2011's growth in what I've called "unreported generation" made sense to me as many new generators are increasing smaller than the 20MW capacity, and therefore the amount of "unreported generation" should be increasing.

The IESO's reported figures for 2012 are clearly wrong under the rules they have always used before, but that does not mean they are wrong - they may be communicating something different under new rules.

The additional 0.4 TWh of nuclear could be showing the 'deemed' generation that Ontario's ratepayers will pay for despite the production being curtailed; the 1.4 TWh added for hydro could be showing spillage, and output sent directly onto Quebec's grid.

However, under the IESO's definition if supply curtailment is to be considered suppy then it must also be considered demand.

Ontario's Long-Term Energy Plan calls for 7100MW of supply capacity to be provided by conservation.  Put bluntly, much of our supply is to come from curtailing demand.

It logically follows that much of our demand could come from curtailing supply.




NOTES:


[1] In estimating the costs of exporting, I've calculated the average price of all electricity in the total market (including imports and exports) and valued imports and exports hourly, at the HOEP rate - this model shows a profit on imports, and a loss on exports.  I have updated figures using a format I used in following up on an article Parker Gallant and I had in the Financial Post in July 2010.  The approach is very conservative in that it assumes without the export losses, the profits on imports would not be possible; looking only at losses on exports the 2012 caculation is $628 million.

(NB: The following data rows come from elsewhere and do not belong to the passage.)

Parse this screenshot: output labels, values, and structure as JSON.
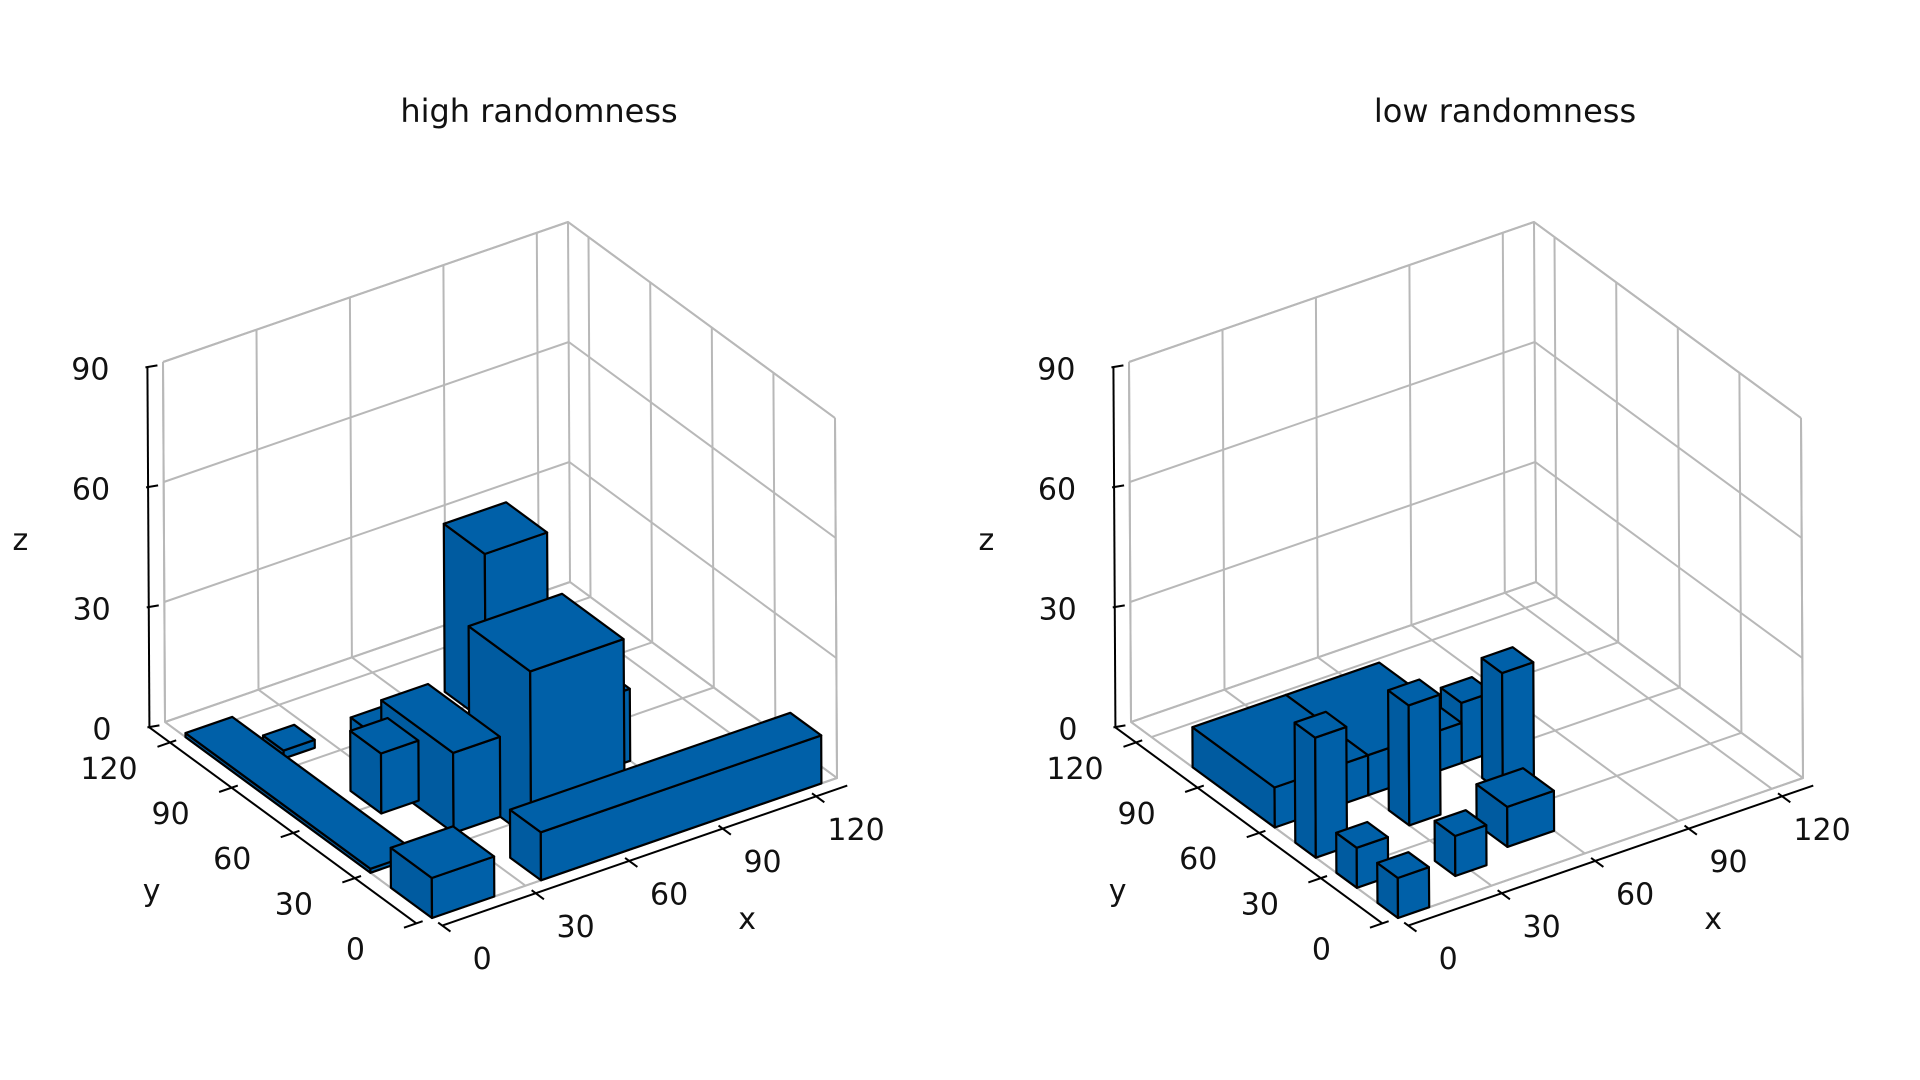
{
  "chart_data": [
    {
      "type": "bar3d",
      "title": "high randomness",
      "xlabel": "x",
      "ylabel": "y",
      "zlabel": "z",
      "xlim": [
        0,
        130
      ],
      "ylim": [
        0,
        130
      ],
      "zlim": [
        0,
        90
      ],
      "xticks": [
        "0",
        "30",
        "60",
        "90",
        "120"
      ],
      "yticks": [
        "0",
        "30",
        "60",
        "90",
        "120"
      ],
      "zticks": [
        "0",
        "30",
        "60",
        "90"
      ],
      "color": "#0060a8",
      "boxes": [
        {
          "x": 0,
          "y": 0,
          "z": 0,
          "dx": 20,
          "dy": 20,
          "dz": 10
        },
        {
          "x": 35,
          "y": 0,
          "z": 0,
          "dx": 90,
          "dy": 15,
          "dz": 12
        },
        {
          "x": 45,
          "y": 20,
          "z": 0,
          "dx": 30,
          "dy": 30,
          "dz": 42
        },
        {
          "x": 70,
          "y": 80,
          "z": 0,
          "dx": 20,
          "dy": 20,
          "dz": 42
        },
        {
          "x": 80,
          "y": 40,
          "z": 0,
          "dx": 10,
          "dy": 10,
          "dz": 18
        },
        {
          "x": 20,
          "y": 55,
          "z": 0,
          "dx": 12,
          "dy": 15,
          "dz": 15
        },
        {
          "x": 30,
          "y": 65,
          "z": 0,
          "dx": 20,
          "dy": 20,
          "dz": 10
        },
        {
          "x": 15,
          "y": 95,
          "z": 0,
          "dx": 10,
          "dy": 10,
          "dz": 2
        },
        {
          "x": 30,
          "y": 35,
          "z": 0,
          "dx": 15,
          "dy": 35,
          "dz": 20
        },
        {
          "x": 0,
          "y": 30,
          "z": 0,
          "dx": 15,
          "dy": 90,
          "dz": 1
        }
      ]
    },
    {
      "type": "bar3d",
      "title": "low randomness",
      "xlabel": "x",
      "ylabel": "y",
      "zlabel": "z",
      "xlim": [
        0,
        130
      ],
      "ylim": [
        0,
        130
      ],
      "zlim": [
        0,
        90
      ],
      "xticks": [
        "0",
        "30",
        "60",
        "90",
        "120"
      ],
      "yticks": [
        "0",
        "30",
        "60",
        "90",
        "120"
      ],
      "zticks": [
        "0",
        "30",
        "60",
        "90"
      ],
      "color": "#0060a8",
      "boxes": [
        {
          "x": 0,
          "y": 0,
          "z": 0,
          "dx": 10,
          "dy": 10,
          "dz": 10
        },
        {
          "x": 0,
          "y": 20,
          "z": 0,
          "dx": 10,
          "dy": 10,
          "dz": 10
        },
        {
          "x": 25,
          "y": 10,
          "z": 0,
          "dx": 10,
          "dy": 10,
          "dz": 10
        },
        {
          "x": 45,
          "y": 15,
          "z": 0,
          "dx": 15,
          "dy": 15,
          "dz": 10
        },
        {
          "x": 0,
          "y": 40,
          "z": 0,
          "dx": 10,
          "dy": 10,
          "dz": 30
        },
        {
          "x": 30,
          "y": 40,
          "z": 0,
          "dx": 10,
          "dy": 10,
          "dz": 30
        },
        {
          "x": 60,
          "y": 40,
          "z": 0,
          "dx": 10,
          "dy": 10,
          "dz": 30
        },
        {
          "x": 60,
          "y": 60,
          "z": 0,
          "dx": 10,
          "dy": 10,
          "dz": 15
        },
        {
          "x": 0,
          "y": 60,
          "z": 0,
          "dx": 30,
          "dy": 40,
          "dz": 10
        },
        {
          "x": 30,
          "y": 60,
          "z": 0,
          "dx": 30,
          "dy": 40,
          "dz": 10
        }
      ]
    }
  ]
}
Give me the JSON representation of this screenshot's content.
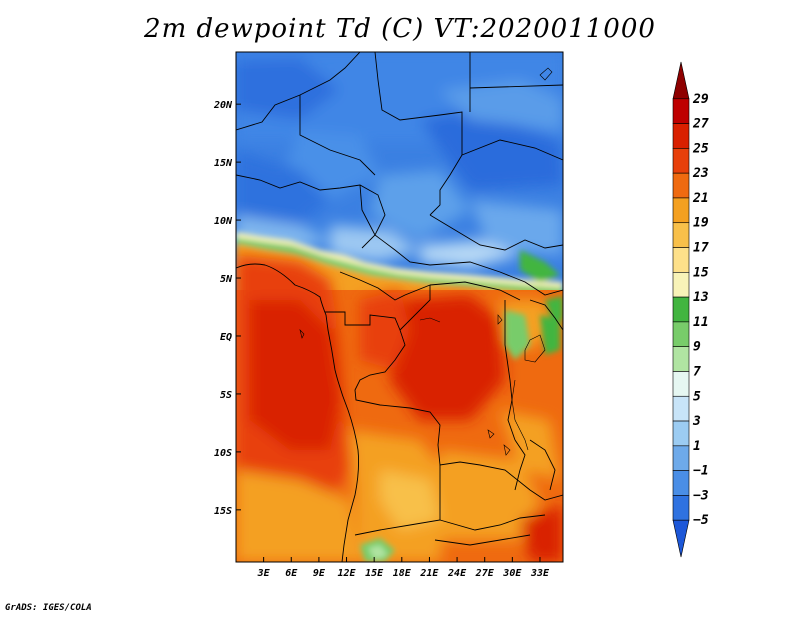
{
  "title": "2m dewpoint Td (C) VT:2020011000",
  "footer": "GrADS: IGES/COLA",
  "map": {
    "lat_range": [
      -19.5,
      24.5
    ],
    "lon_range": [
      0,
      35.5
    ],
    "lat_ticks": [
      {
        "value": 20,
        "label": "20N"
      },
      {
        "value": 15,
        "label": "15N"
      },
      {
        "value": 10,
        "label": "10N"
      },
      {
        "value": 5,
        "label": "5N"
      },
      {
        "value": 0,
        "label": "EQ"
      },
      {
        "value": -5,
        "label": "5S"
      },
      {
        "value": -10,
        "label": "10S"
      },
      {
        "value": -15,
        "label": "15S"
      }
    ],
    "lon_ticks": [
      {
        "value": 3,
        "label": "3E"
      },
      {
        "value": 6,
        "label": "6E"
      },
      {
        "value": 9,
        "label": "9E"
      },
      {
        "value": 12,
        "label": "12E"
      },
      {
        "value": 15,
        "label": "15E"
      },
      {
        "value": 18,
        "label": "18E"
      },
      {
        "value": 21,
        "label": "21E"
      },
      {
        "value": 24,
        "label": "24E"
      },
      {
        "value": 27,
        "label": "27E"
      },
      {
        "value": 30,
        "label": "30E"
      },
      {
        "value": 33,
        "label": "33E"
      }
    ]
  },
  "colorbar": {
    "labels": [
      "29",
      "27",
      "25",
      "23",
      "21",
      "19",
      "17",
      "15",
      "13",
      "11",
      "9",
      "7",
      "5",
      "3",
      "1",
      "−1",
      "−3",
      "−5"
    ],
    "colors": [
      "#8e0000",
      "#be0000",
      "#d92000",
      "#e8400a",
      "#ef6a10",
      "#f4a020",
      "#f8c04a",
      "#fde08a",
      "#f8f3b8",
      "#42b540",
      "#78cc6a",
      "#b0e4a2",
      "#e6f7f2",
      "#c8e4f8",
      "#9cccf2",
      "#6eaaea",
      "#4a8ee6",
      "#2f72e0",
      "#1c57d8"
    ]
  }
}
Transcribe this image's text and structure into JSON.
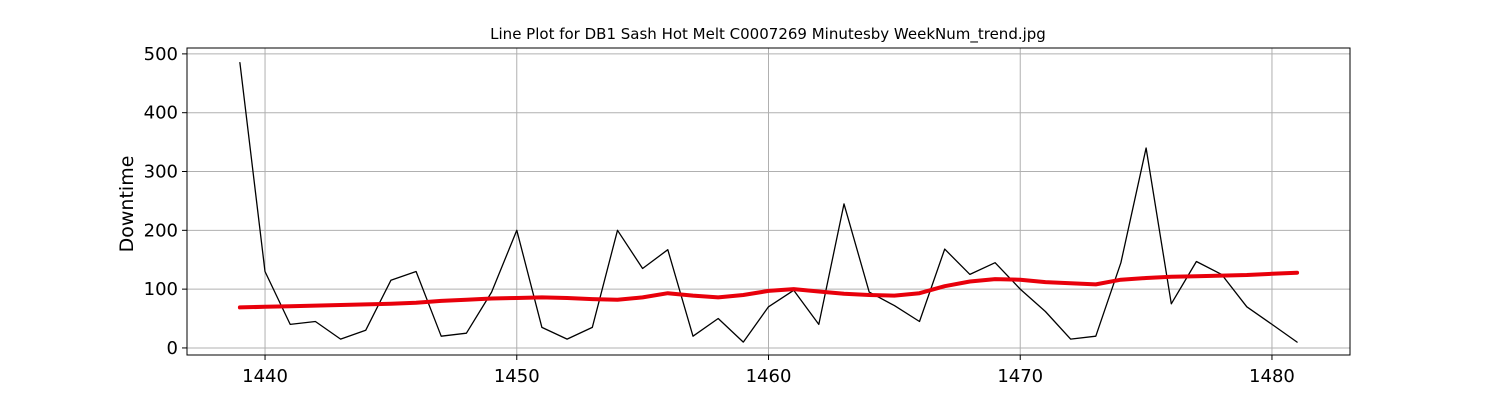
{
  "chart_data": {
    "type": "line",
    "title": "Line Plot for DB1 Sash Hot Melt C0007269 Minutesby WeekNum_trend.jpg",
    "xlabel": "",
    "ylabel": "Downtime",
    "xlim": [
      1436.9,
      1483.1
    ],
    "ylim": [
      -12,
      510
    ],
    "x_ticks": [
      1440,
      1450,
      1460,
      1470,
      1480
    ],
    "y_ticks": [
      0,
      100,
      200,
      300,
      400,
      500
    ],
    "grid": true,
    "legend": "none",
    "x": [
      1439,
      1440,
      1441,
      1442,
      1443,
      1444,
      1445,
      1446,
      1447,
      1448,
      1449,
      1450,
      1451,
      1452,
      1453,
      1454,
      1455,
      1456,
      1457,
      1458,
      1459,
      1460,
      1461,
      1462,
      1463,
      1464,
      1465,
      1466,
      1467,
      1468,
      1469,
      1470,
      1471,
      1472,
      1473,
      1474,
      1475,
      1476,
      1477,
      1478,
      1479,
      1480,
      1481
    ],
    "series": [
      {
        "color": "#000000",
        "values": [
          485,
          130,
          40,
          45,
          15,
          30,
          115,
          130,
          20,
          25,
          95,
          200,
          35,
          15,
          35,
          200,
          135,
          167,
          20,
          50,
          10,
          70,
          98,
          40,
          245,
          95,
          72,
          45,
          168,
          125,
          145,
          100,
          62,
          15,
          20,
          145,
          340,
          75,
          147,
          125,
          70,
          40,
          10
        ]
      },
      {
        "color": "#e8000b",
        "values": [
          69,
          70,
          71,
          72,
          73,
          74,
          75,
          77,
          80,
          82,
          84,
          85,
          86,
          85,
          83,
          82,
          86,
          93,
          89,
          86,
          90,
          97,
          100,
          96,
          92,
          90,
          89,
          93,
          105,
          113,
          117,
          116,
          112,
          110,
          108,
          116,
          119,
          121,
          122,
          123,
          124,
          126,
          128
        ]
      }
    ]
  }
}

 [2] I regularly update supply costs estimates on my data site

[3] The IESO's 2nd estimates of the global adjustment, for December, I have ignored - if they were taken seriously, January would have the cheapest commodity charge (Class B) since September of 2010.  I have used my estimate which is ~$85 million higher.  Over the course of the enitre year the difference is minimal - and if the global adjustment is adjusting for prior months, as it looks to have also done in November, it would not be surprising.
It is surprising the province attempts hourly pricing for it's smallest consumers without being able to properly calculate monthly charges for the global adjustment, which is 2/3rds of the commodity charge.